Sabbatical – die strategische Entscheidungsarchitektur für Executives, bevor Steuern und Sozialversicherung Fakten schaffen.
Sabbatical vs. Dispo-Jahr in der strategischen Entscheidungsarchitektur
8 Min. Lesezeit | Executive & Management Level
Inhalt dieses Beitrags
- Dispo-Jahr: Brücke zur Rente
- Sabbatical: Neuorientierung nach dem Exit
- Das stille Risiko: Die Abschreibung des eigenen "Marktwertes"
- Sabbatical und Dispo-Jahr im direkten Vergleich
- Steuer-Falle: Fünftelregelung
- Entscheidungsarchitektur
Wer ein Unternehmen verlässt, steht vor einer Zäsur und fragt sich: Versuche ich die Zeit bis zum Vorruhestand zu überbrücken, oder nutze ich die Phase der Neuorientierung für den nächsten Karriereschritt? Der Wunsch nach einer Auszeit ist auf Executive- und Management-Level allgegenwärtig. Denn meist ist vor allem die Zeit vor dem Exit mit viel Stress verbunden.
Manager, die nach dem Exit eine Brücke zur Rente bauen wollen, greifen gern auf das sogenannte Dispo-Jahr zurück.
Jene, die einen neuen Job suchen, nutzen möglichst ein Sabbatical für Stressabbau und strategische Neuaufstellung.
Beide Gruppen sehen die offensichtlichen Vorteile – überschauen sie jedoch auch die strukturellen Risiken?

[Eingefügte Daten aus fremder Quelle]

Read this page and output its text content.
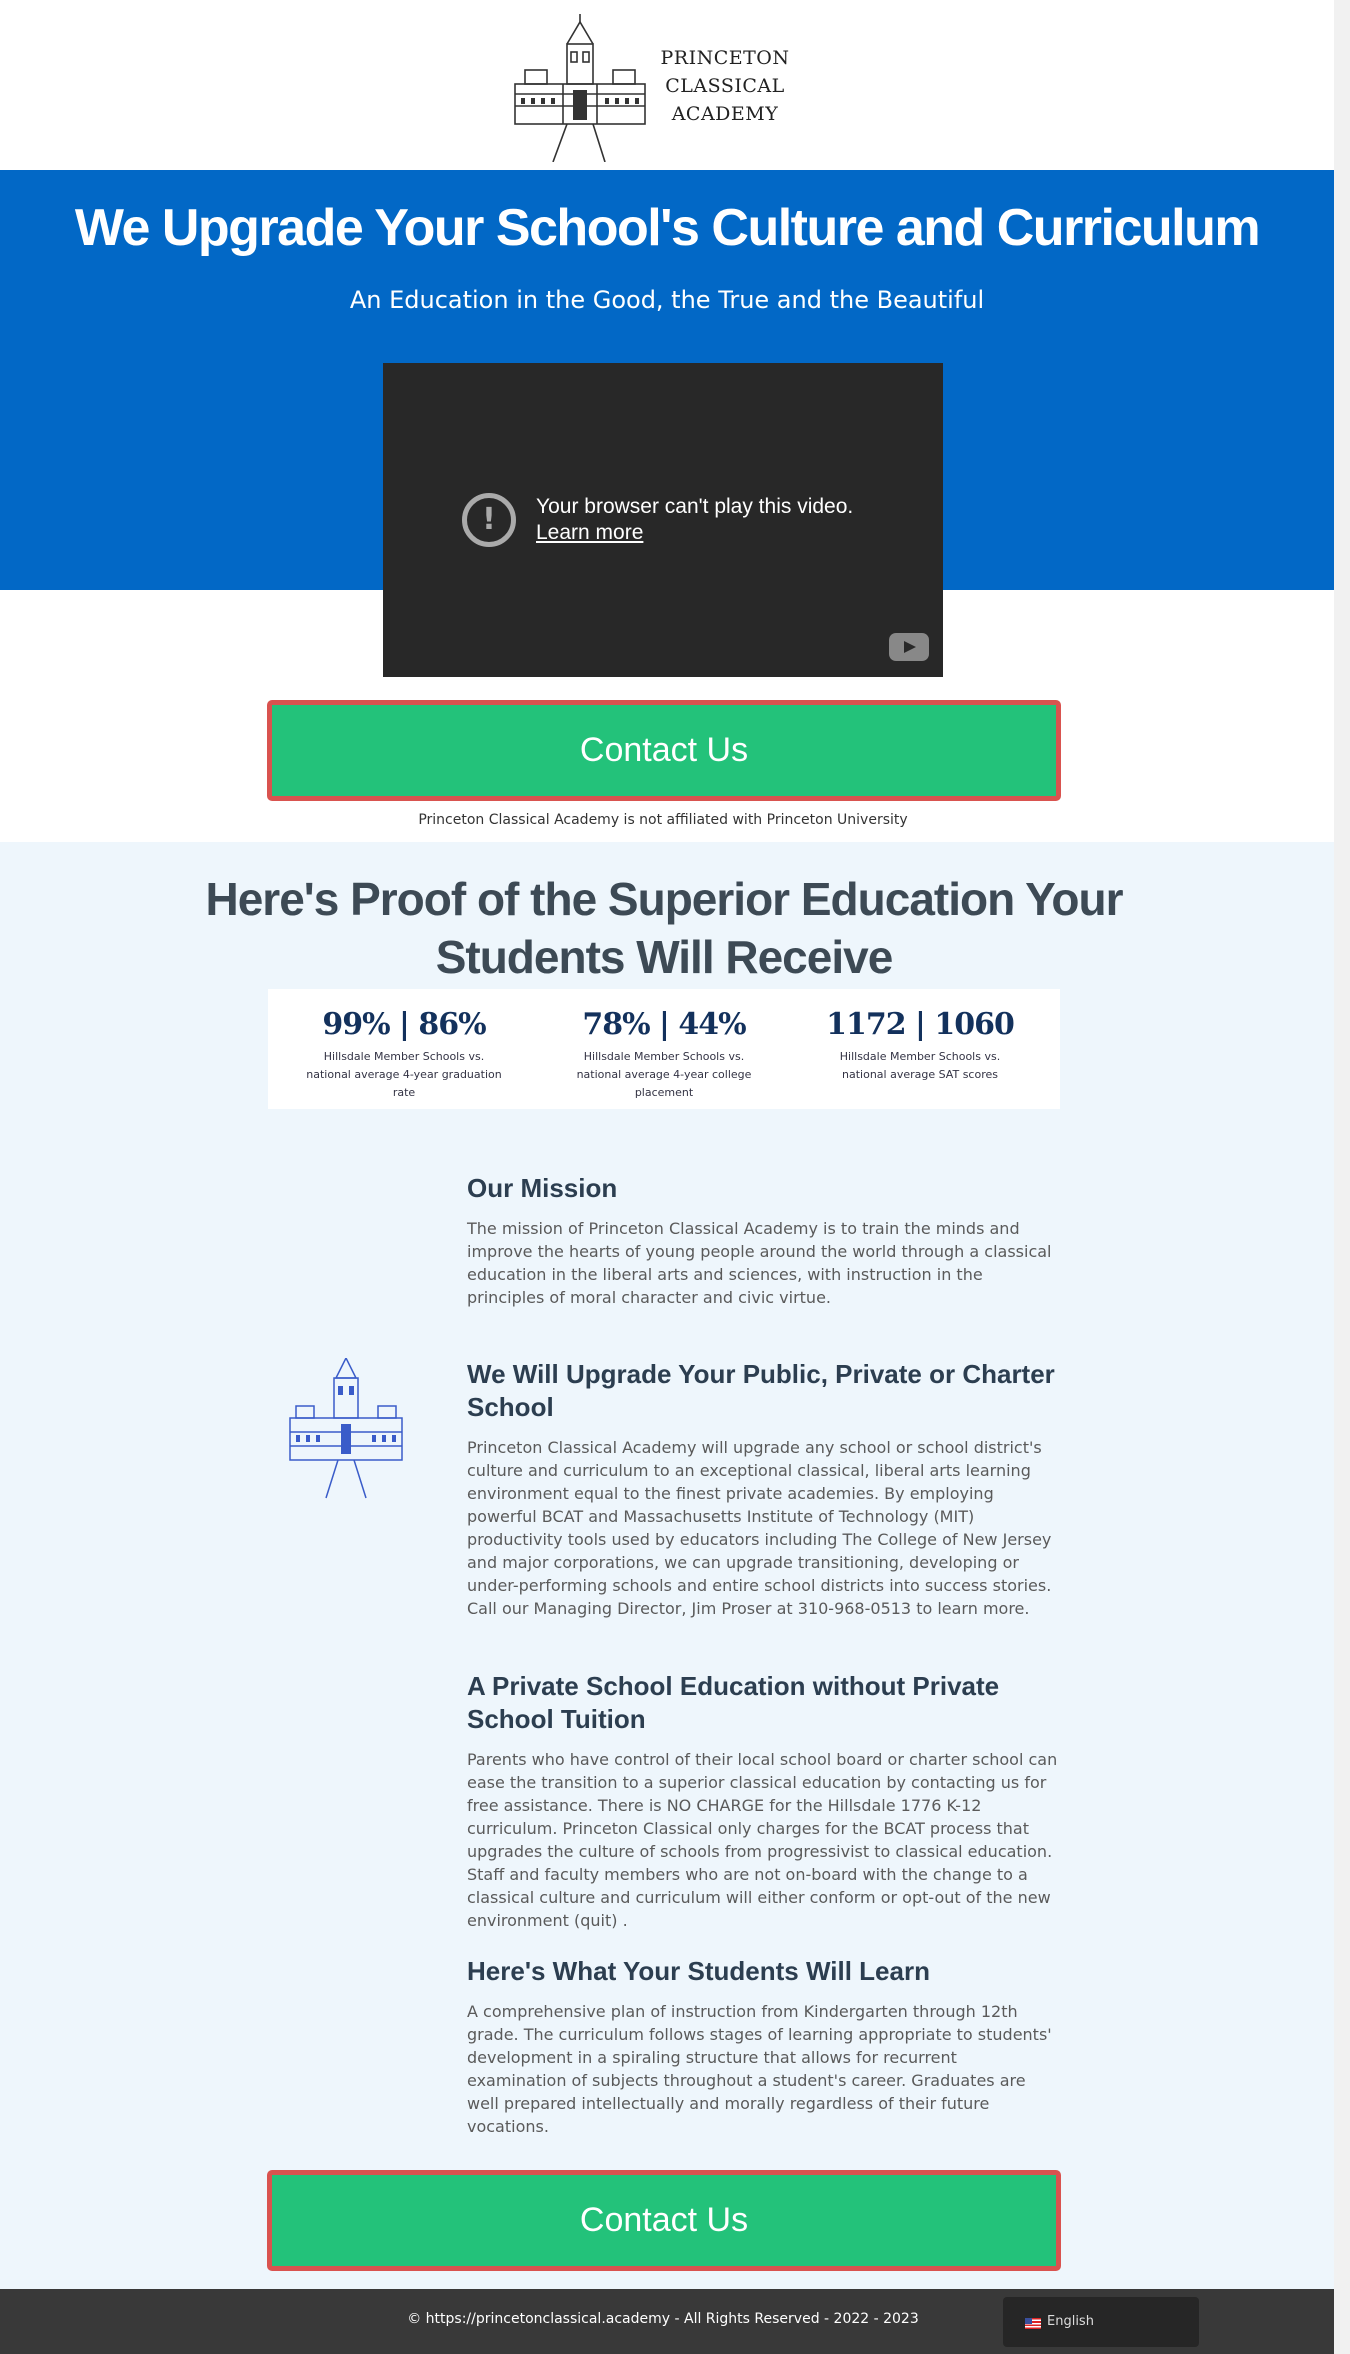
PRINCETON
CLASSICAL
ACADEMY
We Upgrade Your School's Culture and Curriculum
An Education in the Good, the True and the Beautiful
!	Your browser can't play this video.
Learn more
Contact Us
Princeton Classical Academy is not affiliated with Princeton University
Here's Proof of the Superior Education Your Students Will Receive
99% | 86%
Hillsdale Member Schools vs. national average 4-year graduation rate
78% | 44%
Hillsdale Member Schools vs. national average 4-year college placement
1172 | 1060
Hillsdale Member Schools vs. national average SAT scores
Our Mission

The mission of Princeton Classical Academy is to train the minds and improve the hearts of young people around the world through a classical education in the liberal arts and sciences, with instruction in the principles of moral character and civic virtue.

We Will Upgrade Your Public, Private or Charter School

Princeton Classical Academy will upgrade any school or school district's culture and curriculum to an exceptional classical, liberal arts learning environment equal to the finest private academies. By employing powerful BCAT and Massachusetts Institute of Technology (MIT) productivity tools used by educators including The College of New Jersey and major corporations, we can upgrade transitioning, developing or under-performing schools and entire school districts into success stories. Call our Managing Director, Jim Proser at 310-968-0513 to learn more.

A Private School Education without Private School Tuition

Parents who have control of their local school board or charter school can ease the transition to a superior classical education by contacting us for free assistance. There is NO CHARGE for the Hillsdale 1776 K-12 curriculum. Princeton Classical only charges for the BCAT process that upgrades the culture of schools from progressivist to classical education. Staff and faculty members who are not on-board with the change to a classical culture and curriculum will either conform or opt-out of the new environment (quit) .

Here's What Your Students Will Learn

A comprehensive plan of instruction from Kindergarten through 12th grade. The curriculum follows stages of learning appropriate to students' development in a spiraling structure that allows for recurrent examination of subjects throughout a student's career. Graduates are well prepared intellectually and morally regardless of their future vocations.

Contact Us
© https://princetonclassical.academy - All Rights Reserved - 2022 - 2023	English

Denn eine Auszeit nach dem Exit ist kein Urlaub, sondern eine komplexe Schnittstelle. Wer hier die Entscheidungsarchitektur vernachlässigt, verliert nicht nur Status und Kontrolle, sondern gefährdet die eigene Existenzsicherung und den Vermögensschutz.
Die Steuern auf Einkommen einschließlich Abfindung sind sicher, ihre Höhe durch kluge Gestaltung steuerbar. Die Sozialversicherung hingegen bestraft strukturelle Fehler mit dem Entzug der Existenzgrundlage.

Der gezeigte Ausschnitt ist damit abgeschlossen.